SQL Server Performance – Why is Left Join Faster Than Inner Join?

performanceperformance-tuningsql server

So I'm tuning this query, and I am pretty sure that in this instance, I can replace an inner join with a left join without affecting the data. However, I'm not entirely sure why this is faster. Here is the query:

SELECT DISTINCT  cl.NAME                            AS company_name,
                     cl.id                              AS company_id,
                     ep.Plan__c                           AS plan_id,
                     ep.Employee__c,
                     ep.id,
                     do.Subcategory__c,
                     ep.Plan_Type__c,
                     pt.SubType,
                     Sum((pt.[shares] * fvh.[ValuePerShare])) AS TotalValue,
                     ppe.Deferral_Option__c,
                     dt.Defer_type_Code,
                     do.Short_Code__c,
                     pt.ContributionYear
  FROM   dbo.ParticipantTrades pt WITH (NOLOCK) 
        INNER JOIN dbo.PayoutPathElection ppe WITH (NOLOCK) 
                ON pt.payoutPathElectionID = ppe.Id 
        INNER JOIN dbo.DeferralOption do WITH (NOLOCK) 
                ON ppe.Deferral_Option__c = do.id 
        INNER JOIN dbo.EmployeePlan ep WITH (NOLOCK) 
                ON pt.employeePlan = ep.Id 
        LEFT JOIN dbo.DeferralType dt WITH (NOLOCK) 
                ON pt.deferralType = dt.defID
        INNER JOIN dbo.Fnc_lastfundvalue('2019-01-30') AS fvh 
                ON pt.fund = fvh.Fund
        INNER JOIN dbo.Clients cl with (NOLOCK)
                ON ep.Company__c = cl.Id
  WHERE ep.Company__c = '0017000001WL1HfAAL' AND ep.Plan_Type__c  LIKE '%' AND pt.tradeDate <= '2019-01-30'
  Group by   cl.NAME,
             cl.id,
             ep.Plan__c,
             ep.Employee__c,
             ep.id,
             do.Subcategory__c,
             ep.Plan_Type__c,
             pt.SubType,
             ppe.Deferral_Option__c,
             dt.Defer_type_Code,
             do.Short_Code__c,
             pt.ContributionYear

The bottleneck is at the table-value function join (Fnc_lastfundvalue). My hunch to why changing it to a left join is faster is that it can then reorder the joins and it causes less spillage into tempdb? Here is the query plan before and after changing INNER JOIN dbo.Fnc_lastfundvalue.. to LEFT JOIN dbo.Fnc_lastfundvalue..

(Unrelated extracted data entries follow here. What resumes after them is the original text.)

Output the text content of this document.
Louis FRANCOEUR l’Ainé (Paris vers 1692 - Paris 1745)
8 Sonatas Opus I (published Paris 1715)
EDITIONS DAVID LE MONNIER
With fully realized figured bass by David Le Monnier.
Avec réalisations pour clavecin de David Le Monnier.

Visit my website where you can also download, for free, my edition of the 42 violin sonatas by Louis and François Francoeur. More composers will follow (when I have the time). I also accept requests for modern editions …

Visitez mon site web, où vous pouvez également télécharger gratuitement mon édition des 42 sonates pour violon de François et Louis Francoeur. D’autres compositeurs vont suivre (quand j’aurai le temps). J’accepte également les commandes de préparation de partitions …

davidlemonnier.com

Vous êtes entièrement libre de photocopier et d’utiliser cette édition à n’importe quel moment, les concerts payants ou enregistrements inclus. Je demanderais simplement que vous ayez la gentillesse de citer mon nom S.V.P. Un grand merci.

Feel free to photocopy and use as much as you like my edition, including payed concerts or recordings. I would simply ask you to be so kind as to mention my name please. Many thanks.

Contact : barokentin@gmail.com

Before (29 seconds): https://www.brentozar.com/pastetheplan/?id=Bk1Y-WqEE

After(3 seconds): https://www.brentozar.com/pastetheplan/?id=B1hoW-544

NB: Execution plans above are created on a dev box. The production server is still on SQL Server 2008.

Best Answer

It looks as though some of the difference is because the slow plan was run first.

The slow plan was clearly operating against a cold cache as it shows additional physical reads and managed to accumulate an additional 15 seconds of PAGEIOLATCH_SH waits compared to the fast case.

This looks as though it affected both the execution of the TVF itself (which took 5.5 seconds compared with 1.35 in the fast case.) and the wider plan using the result of it.

You say in the comments that on second execution it took 11 seconds. This is still 3 times slower than the fast plan (3.446 seconds) so doesn't explain all the performance difference.

The main problem you are experiencing is due to the poor default estimation for multi statement TVFs (fixed guess of 100 rows in compatibility levels 2014/2016 and 1 in earlier versions). In reality your TVF returns 1,715 rows.

In the inner join case because inner joins are associative and commutative it can be re-ordered flexibly and gets moved to the deepest part of the tree. This would make sense if one row was actually returned as it could whittle down the row count early for the other joins in the plan.

The execution plan is below. The pink annotations are "Actual Elapsed Time (ms)" from the XML.

enter image description here

Because of the 1 row estimate it starts off badly by joining onto dbo.ParticipantTrades and selecting a plan with nested loops and lookups. That nested loops has an elapsed time of 13.976 seconds (presumably most of which was spent waiting on the spilling sort immediately upstream to request rows from it, with 3.26 seconds taken up on the lookups themselves and associated IO waits for the physical reads at that operator).

923,646 rows are emitted from the join vs an estimated 1423.18 and this mis-estimate propagates upwards in the plan through 3 sorts and a hash join spilling as it goes (due to the row underestimate)

When you add the LEFT JOIN it can not be as freely re-ordered and the join happens much higher up in the plan (where it would do less damage in the problematic INNER JOIN case). The semantics of outer join help here anyway.

Whilst the estimate for the number of rows coming out of the TVF is still 1 this does not adversely affect the estimates for the join it is directly involved in (SQL Server assumes that the cardinality coming out of that join will be the same as that of the other sub tree to the join and this is in fact what happens - an outer join cannot reduce this number as a non joined row would still pass through - just with NULL for the fvh columns).

There are still cardinality estimation errors in the outer join plan but not of the same magnitude and it requests a sufficient memory grant to avoid spilling anywhere.

This cardinality estimation issue has been resolved in the most recent version with interleaved execution. In the meantime (as you say in the comments it needs to be 2008 compatible) you can manually interleave it by storing the TVF result into a #temp table and joining onto that to allow the count of the intermediate result (and column statistics) to be taken into account.